Ouch! The past six years of my life have been filled with frequent twinges of pain. I finally decided to have the elective surgery that will alleviate the aches. I've had all of the outpatient procedures, shots and weeks of physical therapy and now it is time for the big one.
I am going to get some bionic parts for someone just my size and gender.
It has been very interesting learning about the surgery, the hospital where it will be done, and the care I will be getting. Changes have been made in my home to make it easier to get around while I recover. All that is left is my date with the surgeon.
The current emphasis on the health care debate has made me more aware of the insurance I have and the costs that I will be incurring. The surgeon's office has kept me informed about my copayments for medications I need and for the surgeon's fees. I am lucky to have adequate insurance coverage.
I am wondering how my decision to have this surgery would have been affected if the changes to the health care system being proposed were in effect. I selected my surgeon and the date for the surgery without having to get approval or having to wait. My insurance company was informed and all is ready to go.

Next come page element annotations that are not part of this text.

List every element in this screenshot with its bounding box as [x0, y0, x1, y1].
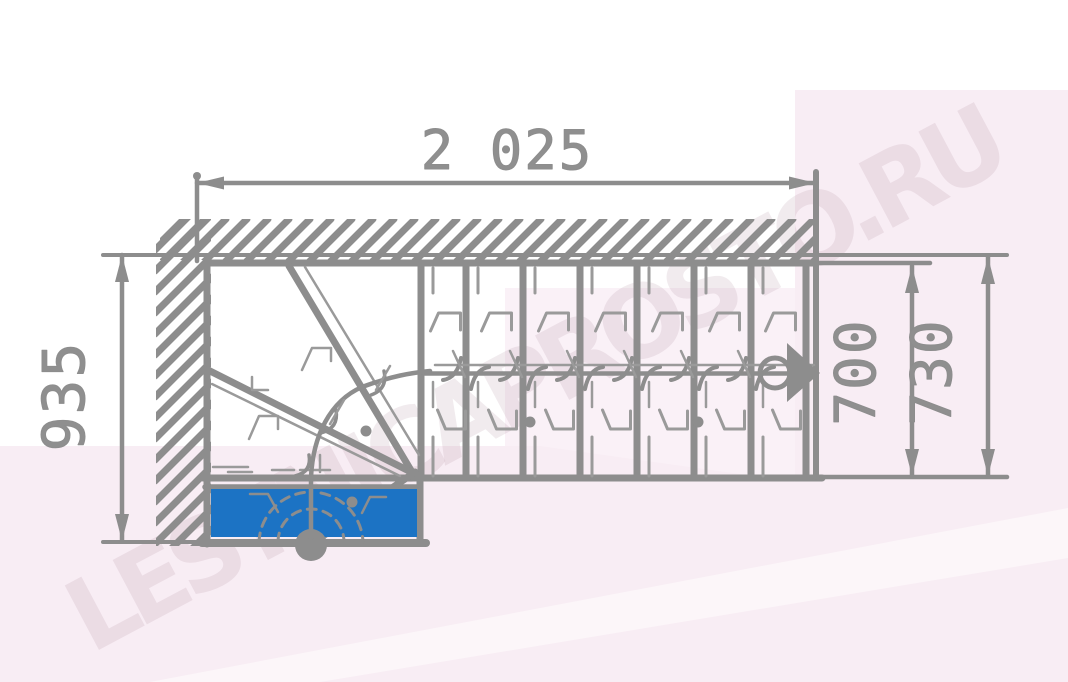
extension-line-cap: [193, 172, 201, 180]
arrowhead-up: [115, 255, 129, 282]
baluster-dot-3: [525, 417, 536, 428]
tread-dash-hook-upper: [431, 313, 461, 331]
baluster-dot-1: [361, 426, 372, 437]
dimension-value-overall-width: 730: [900, 318, 965, 425]
dimension-value-total-run: 2 025: [421, 119, 594, 182]
winder-dash-hook-3: [252, 377, 268, 390]
baluster-dot-4: [693, 417, 704, 428]
stair-plan-page: LESTNICAPROSTO.RU: [0, 0, 1068, 682]
arrowhead-left: [197, 177, 224, 190]
dimension-value-side-depth: 935: [30, 341, 98, 452]
dimension-value-flight-width: 700: [824, 318, 889, 425]
winder-dash-hook-2: [249, 416, 278, 439]
baluster-dot-2: [347, 497, 358, 508]
stair-plan-drawing: LESTNICAPROSTO.RU: [0, 0, 1068, 682]
winder-dash-hook-1: [302, 348, 331, 370]
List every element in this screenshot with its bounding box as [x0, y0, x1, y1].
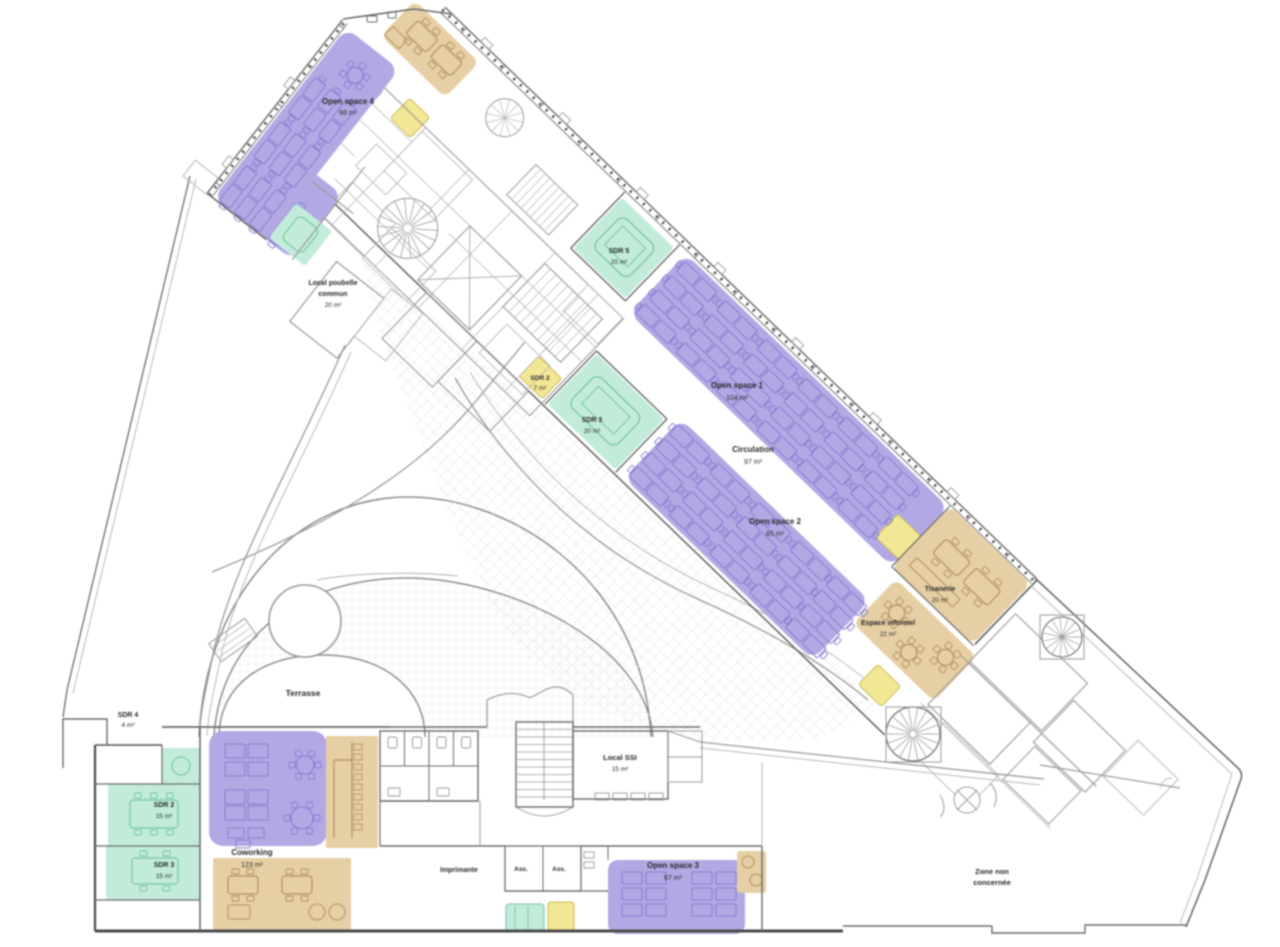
- svg-text:concernée: concernée: [973, 878, 1011, 887]
- svg-text:7 m²: 7 m²: [534, 385, 548, 392]
- svg-text:67 m²: 67 m²: [664, 875, 683, 882]
- svg-text:Tisanerie: Tisanerie: [925, 586, 956, 593]
- svg-text:Open space 2: Open space 2: [749, 517, 802, 526]
- svg-text:20 m²: 20 m²: [584, 428, 601, 435]
- svg-text:104 m²: 104 m²: [726, 395, 748, 402]
- svg-text:Open space 3: Open space 3: [647, 861, 700, 870]
- svg-text:97 m²: 97 m²: [744, 459, 763, 466]
- svg-text:Ass.: Ass.: [514, 866, 528, 873]
- svg-text:85 m²: 85 m²: [766, 531, 785, 538]
- svg-text:Local SSI: Local SSI: [603, 753, 637, 762]
- svg-text:Ass.: Ass.: [552, 866, 566, 873]
- svg-text:commun: commun: [318, 291, 347, 298]
- svg-text:SDR 5: SDR 5: [609, 248, 630, 255]
- svg-text:Coworking: Coworking: [231, 848, 272, 857]
- svg-text:Zone non: Zone non: [975, 867, 1009, 876]
- svg-text:Circulation: Circulation: [732, 445, 774, 454]
- svg-text:22 m²: 22 m²: [880, 631, 897, 638]
- svg-text:20 m²: 20 m²: [325, 302, 342, 309]
- svg-text:15 m²: 15 m²: [156, 873, 173, 880]
- svg-text:SDR 2: SDR 2: [154, 802, 175, 809]
- svg-text:20 m²: 20 m²: [611, 259, 628, 266]
- svg-text:4 m²: 4 m²: [122, 722, 136, 729]
- svg-text:SDR 2: SDR 2: [530, 375, 550, 382]
- svg-text:Espace informel: Espace informel: [861, 620, 915, 627]
- svg-text:15 m²: 15 m²: [156, 813, 173, 820]
- svg-text:98 m²: 98 m²: [339, 110, 358, 117]
- svg-text:Open space 4: Open space 4: [322, 97, 375, 106]
- svg-text:SDR 4: SDR 4: [118, 712, 139, 719]
- svg-text:Open space 1: Open space 1: [711, 381, 764, 390]
- svg-text:SDR 3: SDR 3: [582, 417, 603, 424]
- svg-text:15 m²: 15 m²: [612, 766, 629, 773]
- svg-text:SDR 3: SDR 3: [154, 862, 175, 869]
- svg-text:20 m²: 20 m²: [932, 597, 949, 604]
- svg-text:123 m²: 123 m²: [241, 862, 263, 869]
- svg-text:Local poubelle: Local poubelle: [308, 280, 357, 287]
- svg-text:Terrasse: Terrasse: [286, 688, 321, 698]
- svg-text:Imprimante: Imprimante: [440, 867, 478, 874]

I know there are many citizens who do not have the luxury of getting elective surgery that will make their lives more comfortable. Many have to make decisions about getting the proscription drugs they need or paying the rent. There is general agreement that health care and the costs of getting treated needs to be altered.
What I find most frightening is the rapidity with which Congress is working to develop health care reform. It needs to be done correctly. It cannot be done without proper funding and it must include tort reform. I am reminded of the rush to the Iraq war because of the possibility of weapons of mass destruction. Maybe decisions would have been different if the government had taken more time to prove there actually were WMDs.
Like a melody that goes around and around in your mind, a fragment of a quote had been nagging at me. The last part of the quote is; "we repent at leisure." I went to my trusted search engine on my computer and I found the full quote: "Grief walks upon the heels of pleasure; married in haste, we repent at leisure." If we hurry through the reform of health care, we will definitely repent and it will be painful.
The author of the quote is William Congreve, an English dramatist and poet who lived from 1670 to 1729. Many of his plays were considered comedic successes. One of his famous lines is; "Heaven has no rage like love to hatred turned, nor hell a fury like a woman scorned."
In reading more quotes by Mr. Congreve I realized some of his words have significance today. To the majority in Congress: "He who closes his ears to the views of others shows little confidence in the integrity of his own words."